To address that, TienYu Owen Yang, MD, PhD, an epidemiologist at England’s Nuffield Department of Population Health, and colleagues analyzed data from 1.3 million women (median age 56 years) included in The Million Women Study, a U.K. nationwide study of women’s health that included women aged 50 and over.
The researchers looked for the risk of 11 site-specific cancers in blood transfusion recipients in 2000 or after compared to women who had not undergone a transfusion. Participants with cancer or precancerous lesions before or at the time of transfusion were excluded.

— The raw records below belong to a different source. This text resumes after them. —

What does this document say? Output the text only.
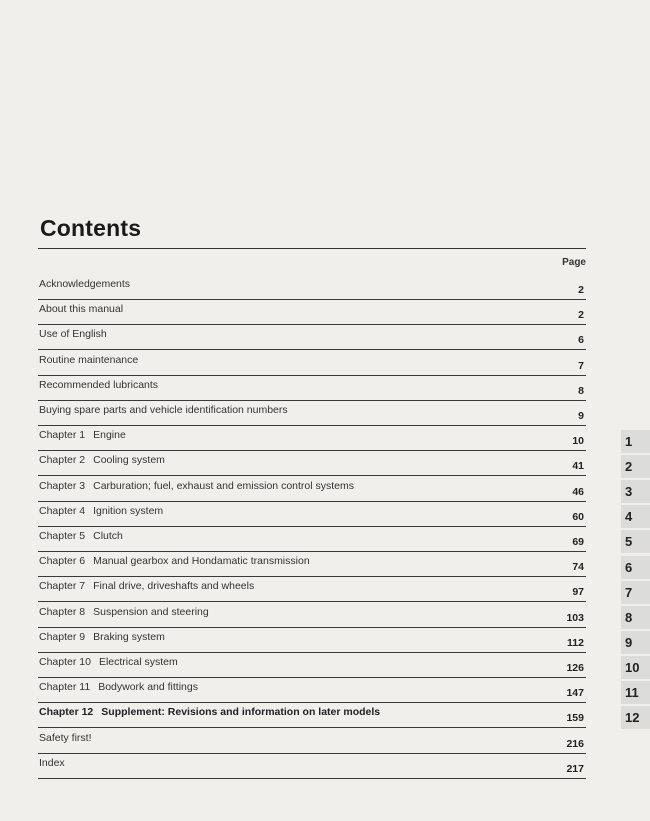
Contents
Page
Acknowledgements	2
About this manual	2
Use of English	6
Routine maintenance	7
Recommended lubricants	8
Buying spare parts and vehicle identification numbers	9
Chapter 1 Engine	10
Chapter 2 Cooling system	41
Chapter 3 Carburation; fuel, exhaust and emission control systems	46
Chapter 4 Ignition system	60
Chapter 5 Clutch	69
Chapter 6 Manual gearbox and Hondamatic transmission	74
Chapter 7 Final drive, driveshafts and wheels	97
Chapter 8 Suspension and steering	103
Chapter 9 Braking system	112
Chapter 10 Electrical system	126
Chapter 11 Bodywork and fittings	147
Chapter 12 Supplement: Revisions and information on later models	159
Safety first!	216
Index	217
1
2
3
4
5
6
7
8
9
10
11
12
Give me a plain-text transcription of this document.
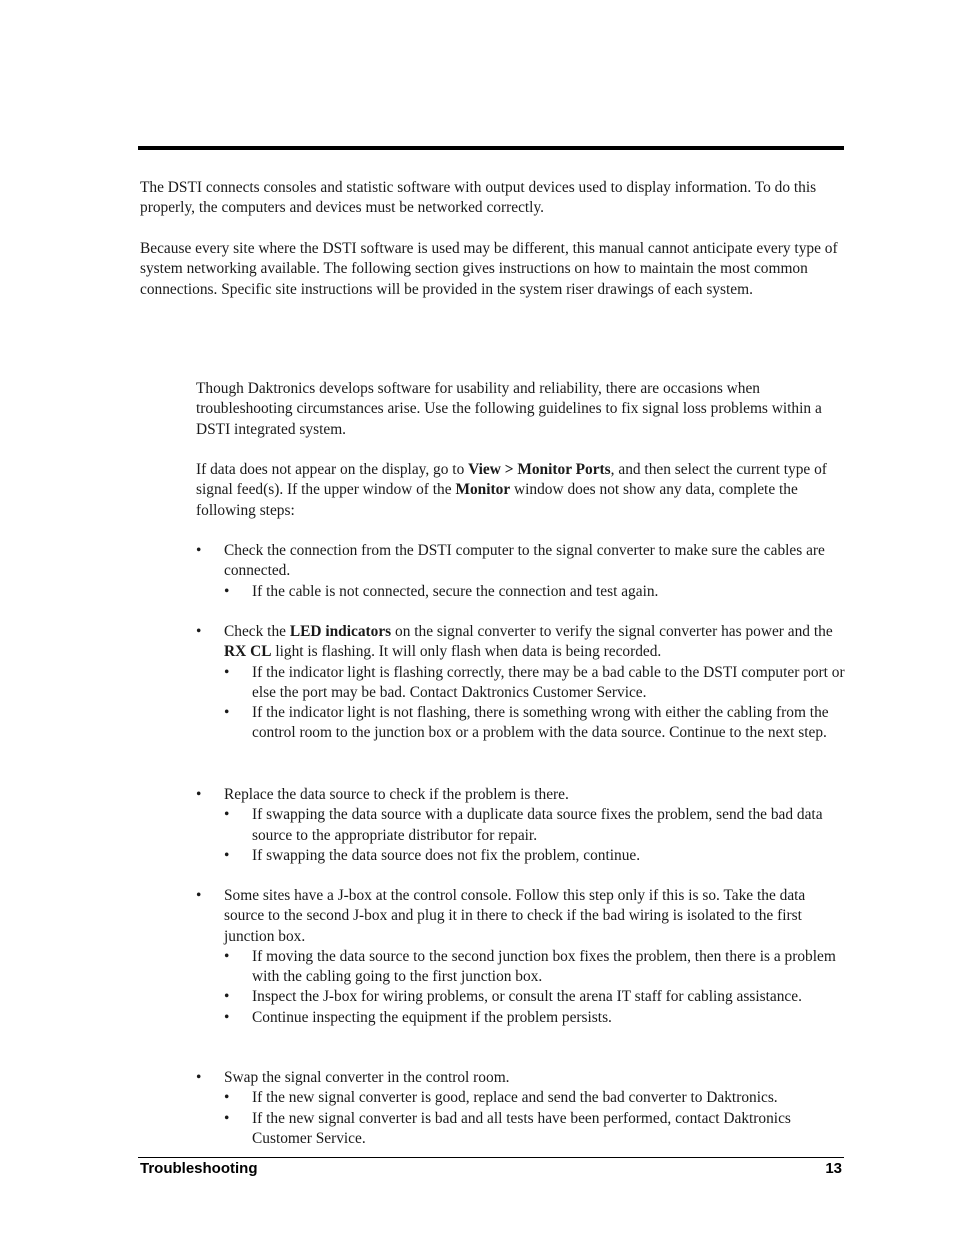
The DSTI connects consoles and statistic software with output devices used to display information. To do this properly, the computers and devices must be networked correctly.

Because every site where the DSTI software is used may be different, this manual cannot anticipate every type of system networking available. The following section gives instructions on how to maintain the most common connections. Specific site instructions will be provided in the system riser drawings of each system.

Though Daktronics develops software for usability and reliability, there are occasions when troubleshooting circumstances arise. Use the following guidelines to fix signal loss problems within a DSTI integrated system.

If data does not appear on the display, go to View > Monitor Ports, and then select the current type of signal feed(s). If the upper window of the Monitor window does not show any data, complete the following steps:

• Check the connection from the DSTI computer to the signal converter to make sure the cables are connected.
• If the cable is not connected, secure the connection and test again.
• Check the LED indicators on the signal converter to verify the signal converter has power and the RX CL light is flashing. It will only flash when data is being recorded.
• If the indicator light is flashing correctly, there may be a bad cable to the DSTI computer port or else the port may be bad. Contact Daktronics Customer Service.
• If the indicator light is not flashing, there is something wrong with either the cabling from the control room to the junction box or a problem with the data source. Continue to the next step.
• Replace the data source to check if the problem is there.
• If swapping the data source with a duplicate data source fixes the problem, send the bad data source to the appropriate distributor for repair.
• If swapping the data source does not fix the problem, continue.
• Some sites have a J-box at the control console. Follow this step only if this is so. Take the data source to the second J-box and plug it in there to check if the bad wiring is isolated to the first junction box.
• If moving the data source to the second junction box fixes the problem, then there is a problem with the cabling going to the first junction box.
• Inspect the J-box for wiring problems, or consult the arena IT staff for cabling assistance.
• Continue inspecting the equipment if the problem persists.
• Swap the signal converter in the control room.
• If the new signal converter is good, replace and send the bad converter to Daktronics.
• If the new signal converter is bad and all tests have been performed, contact Daktronics Customer Service.
Troubleshooting	13
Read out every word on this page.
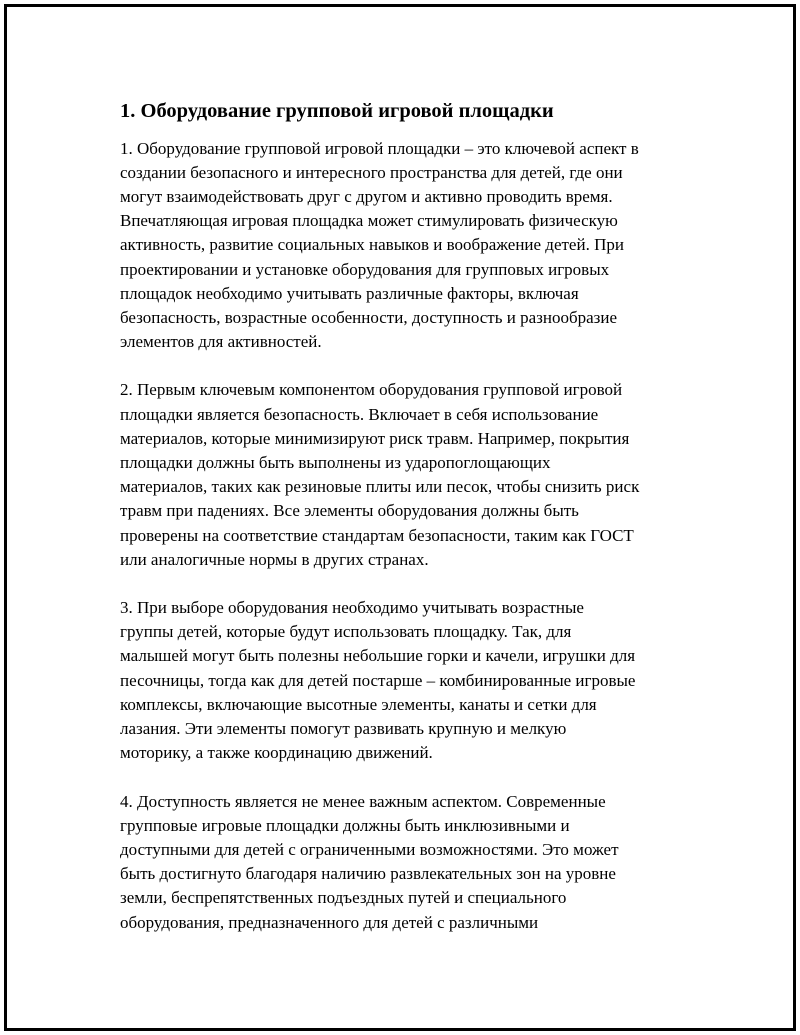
1. Оборудование групповой игровой площадки

1. Оборудование групповой игровой площадки – это ключевой аспект в
создании безопасного и интересного пространства для детей, где они
могут взаимодействовать друг с другом и активно проводить время.
Впечатляющая игровая площадка может стимулировать физическую
активность, развитие социальных навыков и воображение детей. При
проектировании и установке оборудования для групповых игровых
площадок необходимо учитывать различные факторы, включая
безопасность, возрастные особенности, доступность и разнообразие
элементов для активностей.

2. Первым ключевым компонентом оборудования групповой игровой
площадки является безопасность. Включает в себя использование
материалов, которые минимизируют риск травм. Например, покрытия
площадки должны быть выполнены из ударопоглощающих
материалов, таких как резиновые плиты или песок, чтобы снизить риск
травм при падениях. Все элементы оборудования должны быть
проверены на соответствие стандартам безопасности, таким как ГОСТ
или аналогичные нормы в других странах.

3. При выборе оборудования необходимо учитывать возрастные
группы детей, которые будут использовать площадку. Так, для
малышей могут быть полезны небольшие горки и качели, игрушки для
песочницы, тогда как для детей постарше – комбинированные игровые
комплексы, включающие высотные элементы, канаты и сетки для
лазания. Эти элементы помогут развивать крупную и мелкую
моторику, а также координацию движений.

4. Доступность является не менее важным аспектом. Современные
групповые игровые площадки должны быть инклюзивными и
доступными для детей с ограниченными возможностями. Это может
быть достигнуто благодаря наличию развлекательных зон на уровне
земли, беспрепятственных подъездных путей и специального
оборудования, предназначенного для детей с различными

During the course of the study, 11,724 women underwent a transfusion in 2000 or later, and 1,648 of them were subsequently diagnosed with cancer, a mean 6.8 years after the transfusion. Women who had a transfusion were older at baseline, more likely to smoke, have increased BMI, consumed less alcohol, and come from the deprived tertile of the population.
The authors report an increased incidence for most site-specific cancers among the transfused patients in the first five years. But they describe the results as expected, suggesting that this is likely because some patients had preclinical cancer.
However, for patients who had undergone a transfusion five or more years before (median eight years), the risk for the majority of cancers dropped, except for liver cancer and non-Hodgkin’s lymphoma, which were 2.63 and 1.74 times higher than in women who had not undergone blood transfusions.
After adjusting for smoking status, alcohol consumption and BMI, patients who had undergone a blood transfusion were 13% and 7% more likely to develop liver cancer and non-Hodgkin’s lymphoma, respectively.
Given that the most common procedure associated with blood transfusion was a knee or hip replacement, the researchers then restricted their analysis to women undergoing hip or knee replacement surgery. Their findings showed similar risks for those women, who were 2.1 and 2.14 times more likely to develop liver cancer or non-Hodgkin’s lymphoma.
“In a large cohort of UK women, 21st century transfusions were associated with long-term increased risks of liver cancer and non-Hodgkin lymphoma,” Yang and colleagues wrote. “These findings suggest that some cases of liver cancer and non-Hodgkin lymphoma are caused by carcinogenic agents that are not currently screened for in transfused blood.”